Things Left Behind (2013)

And so Sole Survivor considers not only the initial trauma, however elusive, intimate, and ultimately private it may be, but also its various and uneven public evocations, that is, their ways of remembering and forgetting at once. Things Left Behind considers a similar process in what might be called exquisite detail. Most obviously, this detail is layered into Ishiuchi’s gorgeous work, photographs of clothing that frame and present items donated to Hiroshima’s archives — shoes, coats, pants, and slips — so that they seem at once still and in motion, remote and too close. In turn, the photos of the objects become objects, installed on gallery walls, and then again, rendered in Hoaglund’s film, which features long takes of visitors gazing on the photos, talking about them, responding to them, as well as frames that show how Ishiuchi does her own framing, leaning over or near a kimono laid out on the floor or against a lighted wall.

As Ishiuchi discusses her own process, she underscores her effort to maintain the past, not so much to preserve or contain it, but to let it loose into the present, to expose students and young mothers and security officers outside of Japan to the history that haunts that nation. This even “after the disaster at Fukushima,” when, she says, “I realized that nothing has changed since Hiroshima.” The excesses represented by Hiroshima — the event, the place, and the word — remain at some level unacknowledged (when Ishiuchi’s show, “Hiroshima,” goes to Vancouver, she learns of an apology by Canadians to Japan, for its mining of the uranium used in the bomb, and she notes as well, “America never apologized”), and they’re re-invoked by the nuclear plant catastrophe. For Things Left Behind, the question is not so much who might be blamed, but rather, who is lost.

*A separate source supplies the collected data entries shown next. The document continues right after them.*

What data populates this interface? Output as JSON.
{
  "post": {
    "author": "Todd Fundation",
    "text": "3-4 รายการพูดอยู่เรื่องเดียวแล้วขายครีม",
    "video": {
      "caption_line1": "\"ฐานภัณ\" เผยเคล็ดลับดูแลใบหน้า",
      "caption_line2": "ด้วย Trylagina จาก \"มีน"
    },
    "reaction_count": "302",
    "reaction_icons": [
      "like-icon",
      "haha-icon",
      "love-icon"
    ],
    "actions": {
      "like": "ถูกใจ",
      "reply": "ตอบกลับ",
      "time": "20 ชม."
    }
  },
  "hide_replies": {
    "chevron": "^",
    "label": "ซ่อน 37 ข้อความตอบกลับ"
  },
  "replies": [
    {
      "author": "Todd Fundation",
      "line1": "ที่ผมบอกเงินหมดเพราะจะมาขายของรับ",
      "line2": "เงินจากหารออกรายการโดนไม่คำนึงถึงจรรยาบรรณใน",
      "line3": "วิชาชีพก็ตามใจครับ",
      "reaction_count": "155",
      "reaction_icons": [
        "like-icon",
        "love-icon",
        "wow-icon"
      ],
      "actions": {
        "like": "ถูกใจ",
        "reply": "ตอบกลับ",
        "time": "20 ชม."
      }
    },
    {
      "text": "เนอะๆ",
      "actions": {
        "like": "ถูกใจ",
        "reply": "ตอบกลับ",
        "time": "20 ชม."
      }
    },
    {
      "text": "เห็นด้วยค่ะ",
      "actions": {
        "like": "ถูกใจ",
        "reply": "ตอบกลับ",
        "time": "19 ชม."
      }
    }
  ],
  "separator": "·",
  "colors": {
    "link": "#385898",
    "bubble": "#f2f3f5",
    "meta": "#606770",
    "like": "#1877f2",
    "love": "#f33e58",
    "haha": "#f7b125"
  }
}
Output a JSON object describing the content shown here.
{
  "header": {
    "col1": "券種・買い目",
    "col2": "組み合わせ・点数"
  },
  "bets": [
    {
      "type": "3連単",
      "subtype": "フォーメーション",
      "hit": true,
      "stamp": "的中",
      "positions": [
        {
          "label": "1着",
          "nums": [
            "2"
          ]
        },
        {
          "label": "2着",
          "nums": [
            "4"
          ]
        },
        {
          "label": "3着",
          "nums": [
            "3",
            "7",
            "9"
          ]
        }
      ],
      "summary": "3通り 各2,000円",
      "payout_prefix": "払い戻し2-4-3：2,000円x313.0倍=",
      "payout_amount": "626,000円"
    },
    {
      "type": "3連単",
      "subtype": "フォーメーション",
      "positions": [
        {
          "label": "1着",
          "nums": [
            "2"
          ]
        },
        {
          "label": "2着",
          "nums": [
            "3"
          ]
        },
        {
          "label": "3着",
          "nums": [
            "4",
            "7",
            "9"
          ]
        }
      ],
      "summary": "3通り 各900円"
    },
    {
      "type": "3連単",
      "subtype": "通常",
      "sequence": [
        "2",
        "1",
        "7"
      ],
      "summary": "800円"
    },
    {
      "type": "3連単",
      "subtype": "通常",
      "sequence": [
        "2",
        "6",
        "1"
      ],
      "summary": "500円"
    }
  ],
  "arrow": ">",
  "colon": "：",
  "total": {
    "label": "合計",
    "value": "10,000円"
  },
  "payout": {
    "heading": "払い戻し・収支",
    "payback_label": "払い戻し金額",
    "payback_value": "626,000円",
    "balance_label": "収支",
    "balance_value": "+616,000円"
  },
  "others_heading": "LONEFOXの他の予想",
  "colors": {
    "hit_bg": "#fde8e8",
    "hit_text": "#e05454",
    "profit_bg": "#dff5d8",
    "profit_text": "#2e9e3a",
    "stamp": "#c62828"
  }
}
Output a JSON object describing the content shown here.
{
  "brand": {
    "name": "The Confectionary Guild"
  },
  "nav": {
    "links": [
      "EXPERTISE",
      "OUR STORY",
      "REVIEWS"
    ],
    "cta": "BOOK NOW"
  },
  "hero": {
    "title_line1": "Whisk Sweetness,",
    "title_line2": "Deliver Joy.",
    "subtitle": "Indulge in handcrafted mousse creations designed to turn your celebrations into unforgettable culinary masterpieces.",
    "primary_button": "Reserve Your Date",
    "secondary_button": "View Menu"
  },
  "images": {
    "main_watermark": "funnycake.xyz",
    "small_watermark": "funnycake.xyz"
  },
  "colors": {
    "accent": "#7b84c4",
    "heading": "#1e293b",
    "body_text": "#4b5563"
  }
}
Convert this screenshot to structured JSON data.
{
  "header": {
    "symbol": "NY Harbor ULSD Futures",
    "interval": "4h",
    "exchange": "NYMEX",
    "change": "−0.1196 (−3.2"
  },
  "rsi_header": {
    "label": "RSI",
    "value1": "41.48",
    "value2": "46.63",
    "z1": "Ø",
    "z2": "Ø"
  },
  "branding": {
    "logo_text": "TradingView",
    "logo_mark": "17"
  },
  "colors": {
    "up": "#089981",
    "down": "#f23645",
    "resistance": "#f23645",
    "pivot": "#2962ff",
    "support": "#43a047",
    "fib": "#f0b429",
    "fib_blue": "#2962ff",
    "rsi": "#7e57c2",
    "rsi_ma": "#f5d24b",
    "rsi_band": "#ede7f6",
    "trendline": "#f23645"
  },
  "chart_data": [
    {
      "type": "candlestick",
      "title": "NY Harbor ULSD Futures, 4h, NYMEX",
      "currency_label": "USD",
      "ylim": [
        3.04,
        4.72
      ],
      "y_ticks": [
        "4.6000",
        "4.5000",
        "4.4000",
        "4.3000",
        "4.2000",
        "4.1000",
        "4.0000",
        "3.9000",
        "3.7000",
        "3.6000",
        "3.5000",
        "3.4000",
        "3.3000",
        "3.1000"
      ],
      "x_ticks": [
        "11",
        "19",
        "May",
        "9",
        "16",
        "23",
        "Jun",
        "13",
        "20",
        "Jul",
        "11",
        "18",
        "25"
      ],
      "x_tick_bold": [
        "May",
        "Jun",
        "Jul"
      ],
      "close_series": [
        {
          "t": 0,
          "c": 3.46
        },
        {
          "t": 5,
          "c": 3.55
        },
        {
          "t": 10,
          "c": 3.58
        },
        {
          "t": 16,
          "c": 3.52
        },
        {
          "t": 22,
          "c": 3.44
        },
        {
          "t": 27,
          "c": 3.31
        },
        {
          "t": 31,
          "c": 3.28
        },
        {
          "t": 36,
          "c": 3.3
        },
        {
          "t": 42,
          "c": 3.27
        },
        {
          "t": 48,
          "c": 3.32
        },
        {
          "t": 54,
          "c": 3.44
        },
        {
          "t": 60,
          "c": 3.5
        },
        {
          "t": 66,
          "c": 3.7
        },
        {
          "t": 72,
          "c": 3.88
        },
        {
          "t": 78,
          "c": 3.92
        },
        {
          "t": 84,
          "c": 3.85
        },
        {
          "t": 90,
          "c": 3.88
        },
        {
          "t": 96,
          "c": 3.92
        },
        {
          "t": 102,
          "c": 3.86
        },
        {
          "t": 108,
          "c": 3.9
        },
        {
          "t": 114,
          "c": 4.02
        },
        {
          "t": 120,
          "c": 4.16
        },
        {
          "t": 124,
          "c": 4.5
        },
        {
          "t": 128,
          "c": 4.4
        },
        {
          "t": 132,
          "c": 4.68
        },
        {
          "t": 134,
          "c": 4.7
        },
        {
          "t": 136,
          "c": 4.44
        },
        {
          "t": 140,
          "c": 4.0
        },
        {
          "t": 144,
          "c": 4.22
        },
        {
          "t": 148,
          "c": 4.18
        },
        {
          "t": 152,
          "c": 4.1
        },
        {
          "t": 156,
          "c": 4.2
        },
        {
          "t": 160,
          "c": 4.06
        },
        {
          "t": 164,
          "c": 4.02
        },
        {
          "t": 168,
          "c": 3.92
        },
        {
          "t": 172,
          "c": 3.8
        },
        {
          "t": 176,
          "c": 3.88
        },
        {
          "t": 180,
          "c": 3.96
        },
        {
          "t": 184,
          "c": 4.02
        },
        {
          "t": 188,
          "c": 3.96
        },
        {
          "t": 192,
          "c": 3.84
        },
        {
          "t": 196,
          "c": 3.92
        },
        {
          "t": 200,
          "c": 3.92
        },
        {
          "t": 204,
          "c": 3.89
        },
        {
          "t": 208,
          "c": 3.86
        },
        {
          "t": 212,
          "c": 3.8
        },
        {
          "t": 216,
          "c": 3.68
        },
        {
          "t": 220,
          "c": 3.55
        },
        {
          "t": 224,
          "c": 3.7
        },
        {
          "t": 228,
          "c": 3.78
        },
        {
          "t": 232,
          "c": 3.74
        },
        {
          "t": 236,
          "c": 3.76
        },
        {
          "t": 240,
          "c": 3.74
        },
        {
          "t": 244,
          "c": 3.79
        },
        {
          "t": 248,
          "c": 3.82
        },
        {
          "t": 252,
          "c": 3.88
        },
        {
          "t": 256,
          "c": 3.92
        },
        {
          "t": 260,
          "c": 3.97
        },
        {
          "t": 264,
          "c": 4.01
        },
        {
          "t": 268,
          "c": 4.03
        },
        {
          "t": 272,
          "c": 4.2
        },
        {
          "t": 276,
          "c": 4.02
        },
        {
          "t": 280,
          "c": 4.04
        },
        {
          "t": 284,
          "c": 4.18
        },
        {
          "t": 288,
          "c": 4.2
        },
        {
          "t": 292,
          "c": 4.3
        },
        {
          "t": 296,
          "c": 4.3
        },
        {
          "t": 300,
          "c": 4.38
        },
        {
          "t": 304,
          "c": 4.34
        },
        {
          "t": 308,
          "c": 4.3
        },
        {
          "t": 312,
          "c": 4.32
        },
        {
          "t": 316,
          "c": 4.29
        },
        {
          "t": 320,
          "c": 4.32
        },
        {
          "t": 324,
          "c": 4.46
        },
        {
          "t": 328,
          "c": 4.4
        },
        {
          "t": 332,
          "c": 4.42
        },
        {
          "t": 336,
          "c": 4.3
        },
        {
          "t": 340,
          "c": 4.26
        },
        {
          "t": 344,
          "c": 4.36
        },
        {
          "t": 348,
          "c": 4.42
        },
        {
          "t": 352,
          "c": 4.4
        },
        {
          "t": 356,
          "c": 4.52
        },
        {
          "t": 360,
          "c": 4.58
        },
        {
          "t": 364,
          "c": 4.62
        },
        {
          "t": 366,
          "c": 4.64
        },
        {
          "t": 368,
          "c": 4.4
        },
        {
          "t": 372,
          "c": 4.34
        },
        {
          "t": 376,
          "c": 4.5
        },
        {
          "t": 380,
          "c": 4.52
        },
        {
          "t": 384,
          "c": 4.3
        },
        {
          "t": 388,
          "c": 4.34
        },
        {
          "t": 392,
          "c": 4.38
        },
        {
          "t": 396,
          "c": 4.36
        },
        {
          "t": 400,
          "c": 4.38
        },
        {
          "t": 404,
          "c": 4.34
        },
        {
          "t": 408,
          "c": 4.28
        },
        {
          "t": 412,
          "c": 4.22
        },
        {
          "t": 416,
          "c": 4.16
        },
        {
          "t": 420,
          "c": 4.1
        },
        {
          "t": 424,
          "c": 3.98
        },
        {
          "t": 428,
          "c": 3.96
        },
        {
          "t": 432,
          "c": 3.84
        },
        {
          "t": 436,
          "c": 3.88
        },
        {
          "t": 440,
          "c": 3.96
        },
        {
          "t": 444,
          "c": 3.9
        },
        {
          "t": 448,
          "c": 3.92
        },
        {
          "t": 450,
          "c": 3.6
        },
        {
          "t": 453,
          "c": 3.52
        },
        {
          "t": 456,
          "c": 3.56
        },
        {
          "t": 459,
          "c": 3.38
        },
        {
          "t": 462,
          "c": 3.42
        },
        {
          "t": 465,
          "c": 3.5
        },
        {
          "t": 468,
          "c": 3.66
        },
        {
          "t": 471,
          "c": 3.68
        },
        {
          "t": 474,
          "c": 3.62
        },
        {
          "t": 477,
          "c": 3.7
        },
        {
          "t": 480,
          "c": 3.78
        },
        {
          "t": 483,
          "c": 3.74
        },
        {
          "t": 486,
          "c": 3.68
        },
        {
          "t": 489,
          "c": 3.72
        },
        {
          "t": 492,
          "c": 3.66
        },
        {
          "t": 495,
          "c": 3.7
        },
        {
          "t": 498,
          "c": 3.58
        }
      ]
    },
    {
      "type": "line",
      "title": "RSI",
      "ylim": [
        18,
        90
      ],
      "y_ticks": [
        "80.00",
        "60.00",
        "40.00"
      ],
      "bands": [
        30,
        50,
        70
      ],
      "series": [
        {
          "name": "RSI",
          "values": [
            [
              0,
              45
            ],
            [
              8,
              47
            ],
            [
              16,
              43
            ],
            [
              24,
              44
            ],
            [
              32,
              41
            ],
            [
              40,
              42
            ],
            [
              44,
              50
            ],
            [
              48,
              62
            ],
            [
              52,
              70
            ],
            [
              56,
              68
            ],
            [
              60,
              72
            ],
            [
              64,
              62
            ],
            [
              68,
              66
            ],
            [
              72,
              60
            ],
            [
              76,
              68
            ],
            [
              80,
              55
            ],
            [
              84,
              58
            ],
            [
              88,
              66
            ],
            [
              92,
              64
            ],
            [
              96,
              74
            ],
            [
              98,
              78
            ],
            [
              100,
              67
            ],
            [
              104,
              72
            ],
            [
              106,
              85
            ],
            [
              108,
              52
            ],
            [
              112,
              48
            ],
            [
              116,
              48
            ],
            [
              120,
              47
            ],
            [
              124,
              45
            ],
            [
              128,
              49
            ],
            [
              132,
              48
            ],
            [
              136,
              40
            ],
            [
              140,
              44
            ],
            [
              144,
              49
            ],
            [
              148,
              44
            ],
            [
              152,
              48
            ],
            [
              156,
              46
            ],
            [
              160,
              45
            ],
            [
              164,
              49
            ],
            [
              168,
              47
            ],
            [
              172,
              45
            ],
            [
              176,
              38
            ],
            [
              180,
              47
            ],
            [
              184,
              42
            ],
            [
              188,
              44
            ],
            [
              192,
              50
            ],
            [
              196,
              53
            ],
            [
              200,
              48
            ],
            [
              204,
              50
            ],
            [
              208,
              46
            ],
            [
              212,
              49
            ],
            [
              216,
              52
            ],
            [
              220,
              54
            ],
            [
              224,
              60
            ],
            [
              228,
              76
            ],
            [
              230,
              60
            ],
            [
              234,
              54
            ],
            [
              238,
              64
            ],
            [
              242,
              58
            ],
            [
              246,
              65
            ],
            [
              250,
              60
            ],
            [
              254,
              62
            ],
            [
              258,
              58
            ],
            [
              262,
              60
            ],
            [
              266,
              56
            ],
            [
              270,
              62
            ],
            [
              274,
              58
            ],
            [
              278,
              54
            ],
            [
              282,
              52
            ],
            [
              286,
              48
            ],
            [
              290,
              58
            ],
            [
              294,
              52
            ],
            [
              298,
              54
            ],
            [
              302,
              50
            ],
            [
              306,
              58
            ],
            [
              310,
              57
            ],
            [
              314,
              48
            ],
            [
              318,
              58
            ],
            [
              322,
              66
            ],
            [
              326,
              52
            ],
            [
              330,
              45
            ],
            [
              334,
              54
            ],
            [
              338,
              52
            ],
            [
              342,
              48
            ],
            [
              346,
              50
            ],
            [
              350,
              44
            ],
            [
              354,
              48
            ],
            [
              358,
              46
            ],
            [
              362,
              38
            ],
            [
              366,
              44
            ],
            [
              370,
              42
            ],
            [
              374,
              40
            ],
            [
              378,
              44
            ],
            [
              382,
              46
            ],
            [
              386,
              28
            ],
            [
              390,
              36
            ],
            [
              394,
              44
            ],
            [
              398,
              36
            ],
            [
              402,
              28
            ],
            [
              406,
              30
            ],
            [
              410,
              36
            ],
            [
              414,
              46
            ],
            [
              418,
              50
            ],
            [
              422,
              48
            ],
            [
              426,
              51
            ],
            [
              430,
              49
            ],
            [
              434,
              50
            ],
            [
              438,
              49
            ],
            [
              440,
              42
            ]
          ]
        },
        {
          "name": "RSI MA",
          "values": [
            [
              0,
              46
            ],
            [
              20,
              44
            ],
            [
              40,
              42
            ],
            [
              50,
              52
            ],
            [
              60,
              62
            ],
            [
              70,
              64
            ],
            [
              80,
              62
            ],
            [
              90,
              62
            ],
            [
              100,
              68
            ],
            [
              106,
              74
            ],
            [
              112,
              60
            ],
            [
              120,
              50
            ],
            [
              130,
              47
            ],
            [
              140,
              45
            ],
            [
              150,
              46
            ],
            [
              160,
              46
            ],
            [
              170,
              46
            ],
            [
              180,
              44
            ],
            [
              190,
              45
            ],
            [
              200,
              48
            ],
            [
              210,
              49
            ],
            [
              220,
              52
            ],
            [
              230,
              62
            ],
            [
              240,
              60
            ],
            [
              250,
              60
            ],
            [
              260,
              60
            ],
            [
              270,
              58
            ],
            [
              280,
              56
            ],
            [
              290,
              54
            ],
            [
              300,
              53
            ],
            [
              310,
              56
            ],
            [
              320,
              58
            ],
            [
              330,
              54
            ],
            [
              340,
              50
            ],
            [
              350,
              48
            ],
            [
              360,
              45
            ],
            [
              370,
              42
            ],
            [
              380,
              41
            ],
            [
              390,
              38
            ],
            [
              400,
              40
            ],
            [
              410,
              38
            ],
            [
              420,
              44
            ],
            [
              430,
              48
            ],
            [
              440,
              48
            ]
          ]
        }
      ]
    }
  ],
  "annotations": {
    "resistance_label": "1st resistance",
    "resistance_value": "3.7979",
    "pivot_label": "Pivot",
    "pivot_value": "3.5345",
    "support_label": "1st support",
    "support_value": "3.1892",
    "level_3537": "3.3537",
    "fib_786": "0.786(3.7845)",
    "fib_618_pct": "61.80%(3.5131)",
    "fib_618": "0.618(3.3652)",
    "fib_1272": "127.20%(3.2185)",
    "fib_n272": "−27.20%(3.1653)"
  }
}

After showing photo after photo of dresses, so gauzy-thin and burned and fragile-seeming despite their very existence after a nuclear explosion, she speaks names, noting the individuals who once wore these jackets and slippers when they were lost. The detail is at once abstract and profound, visceral and ethereal and jarring. The layers here mix experience and art, sense and chaos. And when these images are juxtaposed with interviews with Hiroshima survivors, the film offers yet another layer. Moved from Japan to Canada, Takeo Yamashiro remembers being singled out. “When people found out I was a survivor,” he says, they were surprised, they treated him differently. “That’s when I realized for the first time that objectively speaking, I’m an abnormal human being.”

What makes him “abnormal,” is that he lived, that he embodies collective memories for others, and that he remains so wholly other in that embodiment. As much as Ishiuchi’s photos might allude to what’s lost, Takeo Yamashiro remains at once lost and not.